I've been having plenty of issues with one of the processes in the application, and I needed to really bolster up this optimistic code with some solid defensive coding - including handling timeouts and putting in some solid New Relic instrumentation to boot. These latter phases of the project have really been glossed over until recently - little to no logging, no instrumentation, no real careful, thoughtful coding.

So I have to go back and do it now.

Ideally, it's be great to see a change in the harts and minds of my team-mates, but I'm not counting on that. I think it's just not in how they seem themselves and their jobs. So it's up to me to do it.

It's not horribly hard, and it keeps me off the streets.

Coding on Thanksgiving – Trying to Get Performance Up

Thursday, November 22nd, 2012

Speed

Well… the addition of the new divisions (added just to meet the crazy deadline) didn't go as well as I'd hoped. Thankfully, I had good New Relic data to look at and see what was happening in the process(es). What it looks like is that there are large sections of code that aren't really taking advantage of the machine, and doing too many things serially. So I set about attacking them.

On Thanksgiving.

First, there was one process that was doing a lot of writing to Couch serially. That was easy enough to fix with a simple java Executor and a couple of threads. I also moved all the single document writes to Couch to bulk stores so that we got much better performance when we had all the data to write up-front.

The next thing was to try adding timeouts to the CouchRest API just to see how that would go. I'm hoping that these REST calls that simply don't return can be trapped in a simple "total timeout" and then retried. As it is now, some of them simply never return, and that's no good at all.

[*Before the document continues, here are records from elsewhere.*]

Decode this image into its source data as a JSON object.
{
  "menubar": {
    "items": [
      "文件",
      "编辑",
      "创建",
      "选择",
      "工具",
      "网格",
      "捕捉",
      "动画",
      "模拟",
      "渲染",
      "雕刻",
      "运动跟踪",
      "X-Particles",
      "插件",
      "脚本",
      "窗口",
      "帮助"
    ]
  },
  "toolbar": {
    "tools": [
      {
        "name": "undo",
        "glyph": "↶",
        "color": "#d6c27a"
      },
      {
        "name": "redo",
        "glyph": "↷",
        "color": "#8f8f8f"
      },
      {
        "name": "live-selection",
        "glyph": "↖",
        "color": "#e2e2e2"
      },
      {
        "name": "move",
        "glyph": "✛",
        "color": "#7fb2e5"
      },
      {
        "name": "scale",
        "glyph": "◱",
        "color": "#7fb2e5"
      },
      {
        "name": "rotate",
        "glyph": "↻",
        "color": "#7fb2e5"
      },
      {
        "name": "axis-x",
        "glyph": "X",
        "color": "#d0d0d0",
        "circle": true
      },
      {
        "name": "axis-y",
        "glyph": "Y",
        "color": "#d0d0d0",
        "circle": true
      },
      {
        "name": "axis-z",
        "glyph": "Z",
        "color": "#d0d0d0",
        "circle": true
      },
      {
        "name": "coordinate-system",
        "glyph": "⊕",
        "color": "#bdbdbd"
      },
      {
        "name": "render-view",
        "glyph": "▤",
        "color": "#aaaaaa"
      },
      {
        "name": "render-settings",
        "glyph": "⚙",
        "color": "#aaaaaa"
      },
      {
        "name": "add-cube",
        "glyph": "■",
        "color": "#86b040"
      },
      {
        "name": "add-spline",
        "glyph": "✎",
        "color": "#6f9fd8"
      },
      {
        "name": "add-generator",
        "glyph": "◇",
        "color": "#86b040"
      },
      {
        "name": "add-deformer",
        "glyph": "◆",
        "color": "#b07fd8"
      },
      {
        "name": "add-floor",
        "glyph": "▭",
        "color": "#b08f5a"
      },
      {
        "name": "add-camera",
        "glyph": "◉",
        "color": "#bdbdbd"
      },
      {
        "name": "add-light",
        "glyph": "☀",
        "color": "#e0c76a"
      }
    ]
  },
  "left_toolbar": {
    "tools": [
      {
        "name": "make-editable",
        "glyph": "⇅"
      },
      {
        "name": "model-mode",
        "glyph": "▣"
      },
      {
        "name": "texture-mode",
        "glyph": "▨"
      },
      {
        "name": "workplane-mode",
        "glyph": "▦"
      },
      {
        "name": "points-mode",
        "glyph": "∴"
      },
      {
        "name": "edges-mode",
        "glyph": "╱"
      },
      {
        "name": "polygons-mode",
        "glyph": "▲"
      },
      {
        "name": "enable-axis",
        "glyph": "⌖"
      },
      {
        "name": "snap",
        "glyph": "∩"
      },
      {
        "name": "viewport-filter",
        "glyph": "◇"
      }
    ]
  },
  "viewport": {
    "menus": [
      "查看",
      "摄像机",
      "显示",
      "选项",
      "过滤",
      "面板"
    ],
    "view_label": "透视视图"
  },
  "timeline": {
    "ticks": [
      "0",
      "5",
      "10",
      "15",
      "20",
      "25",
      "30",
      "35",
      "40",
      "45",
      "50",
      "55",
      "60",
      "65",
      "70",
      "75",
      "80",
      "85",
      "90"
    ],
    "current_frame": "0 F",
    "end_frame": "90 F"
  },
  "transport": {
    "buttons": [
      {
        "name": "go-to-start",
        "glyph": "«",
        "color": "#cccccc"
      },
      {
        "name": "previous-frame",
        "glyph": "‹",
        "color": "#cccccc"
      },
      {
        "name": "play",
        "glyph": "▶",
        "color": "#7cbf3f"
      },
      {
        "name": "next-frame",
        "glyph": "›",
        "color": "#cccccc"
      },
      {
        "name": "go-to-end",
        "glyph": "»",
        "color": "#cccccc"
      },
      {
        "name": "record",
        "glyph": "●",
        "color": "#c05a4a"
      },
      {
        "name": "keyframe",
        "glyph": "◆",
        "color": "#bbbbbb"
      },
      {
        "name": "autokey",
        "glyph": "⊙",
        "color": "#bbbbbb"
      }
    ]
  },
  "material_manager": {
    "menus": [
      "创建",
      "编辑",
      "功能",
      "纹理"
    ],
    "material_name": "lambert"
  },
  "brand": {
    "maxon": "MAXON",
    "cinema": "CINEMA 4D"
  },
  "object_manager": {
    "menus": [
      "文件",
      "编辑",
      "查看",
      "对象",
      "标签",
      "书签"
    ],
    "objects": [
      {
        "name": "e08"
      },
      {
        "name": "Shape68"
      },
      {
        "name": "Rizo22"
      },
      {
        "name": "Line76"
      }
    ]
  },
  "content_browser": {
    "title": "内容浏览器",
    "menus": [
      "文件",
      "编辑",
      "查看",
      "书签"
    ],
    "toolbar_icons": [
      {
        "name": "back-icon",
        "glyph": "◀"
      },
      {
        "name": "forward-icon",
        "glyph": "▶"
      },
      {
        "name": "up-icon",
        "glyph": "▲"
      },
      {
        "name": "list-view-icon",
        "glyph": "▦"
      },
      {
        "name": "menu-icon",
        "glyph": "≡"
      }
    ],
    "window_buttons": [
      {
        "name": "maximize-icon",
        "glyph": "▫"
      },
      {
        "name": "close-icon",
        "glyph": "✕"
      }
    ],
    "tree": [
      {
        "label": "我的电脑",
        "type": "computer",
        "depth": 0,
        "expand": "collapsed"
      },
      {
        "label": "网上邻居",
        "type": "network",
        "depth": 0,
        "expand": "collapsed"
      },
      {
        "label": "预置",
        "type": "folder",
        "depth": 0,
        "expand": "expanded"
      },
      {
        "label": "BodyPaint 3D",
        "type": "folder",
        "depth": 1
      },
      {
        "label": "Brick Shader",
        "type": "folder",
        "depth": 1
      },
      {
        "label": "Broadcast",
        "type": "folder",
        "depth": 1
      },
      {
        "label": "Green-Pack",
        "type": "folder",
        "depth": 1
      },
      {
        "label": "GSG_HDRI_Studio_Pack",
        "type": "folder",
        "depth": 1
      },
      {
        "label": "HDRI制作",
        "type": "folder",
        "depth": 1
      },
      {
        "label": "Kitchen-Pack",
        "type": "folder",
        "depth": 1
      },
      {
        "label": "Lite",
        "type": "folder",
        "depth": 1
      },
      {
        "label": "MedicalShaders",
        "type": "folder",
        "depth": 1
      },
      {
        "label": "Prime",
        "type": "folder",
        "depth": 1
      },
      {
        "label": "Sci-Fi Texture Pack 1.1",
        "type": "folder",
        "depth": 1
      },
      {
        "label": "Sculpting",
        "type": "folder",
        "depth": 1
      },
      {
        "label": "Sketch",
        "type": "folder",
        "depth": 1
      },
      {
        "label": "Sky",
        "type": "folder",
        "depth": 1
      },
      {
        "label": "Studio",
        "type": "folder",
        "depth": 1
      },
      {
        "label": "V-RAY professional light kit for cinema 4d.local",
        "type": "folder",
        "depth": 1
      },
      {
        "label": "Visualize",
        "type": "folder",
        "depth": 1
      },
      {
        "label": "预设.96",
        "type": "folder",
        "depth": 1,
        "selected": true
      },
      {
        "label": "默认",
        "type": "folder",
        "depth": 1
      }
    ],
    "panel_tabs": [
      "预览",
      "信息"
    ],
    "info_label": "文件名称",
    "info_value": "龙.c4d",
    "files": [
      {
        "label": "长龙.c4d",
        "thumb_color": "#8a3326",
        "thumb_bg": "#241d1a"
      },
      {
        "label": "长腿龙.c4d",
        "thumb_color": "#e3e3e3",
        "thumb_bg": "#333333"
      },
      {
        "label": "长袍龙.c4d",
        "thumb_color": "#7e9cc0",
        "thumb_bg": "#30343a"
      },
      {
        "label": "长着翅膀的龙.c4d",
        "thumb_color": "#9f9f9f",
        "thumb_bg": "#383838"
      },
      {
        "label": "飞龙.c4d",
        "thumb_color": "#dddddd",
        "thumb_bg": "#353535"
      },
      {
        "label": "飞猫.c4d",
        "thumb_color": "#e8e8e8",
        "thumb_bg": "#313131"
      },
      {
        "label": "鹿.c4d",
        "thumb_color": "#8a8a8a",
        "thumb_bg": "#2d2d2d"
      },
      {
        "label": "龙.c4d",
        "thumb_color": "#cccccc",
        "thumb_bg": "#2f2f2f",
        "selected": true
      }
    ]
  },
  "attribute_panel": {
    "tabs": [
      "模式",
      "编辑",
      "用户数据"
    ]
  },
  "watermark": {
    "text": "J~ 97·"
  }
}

In the end, I had to get the speed up. I'll see how these changes work tonight and make any needed adjustments in the morning.

Working at Home – Just Won’t Miss a Deadline

Wednesday, November 21st, 2012

Bad Idea

I'm working at home on something that I really shouldn't be working on - trying to meet a deadline that I told the project manager we weren't going to meet because we had been having scaling issues, and it just wasn't feasible to get it done by Monday. But here I am… a little bit of spare time, and I'm a sucker for not missing deadlines.

So I'm just going to add in the new divisions and see how it goes. If I have to make adjustments to the code to make it fit in the time allowed, so be it. It should work, and the only question in my mind is do we have the time?

I've got my fingers crossed.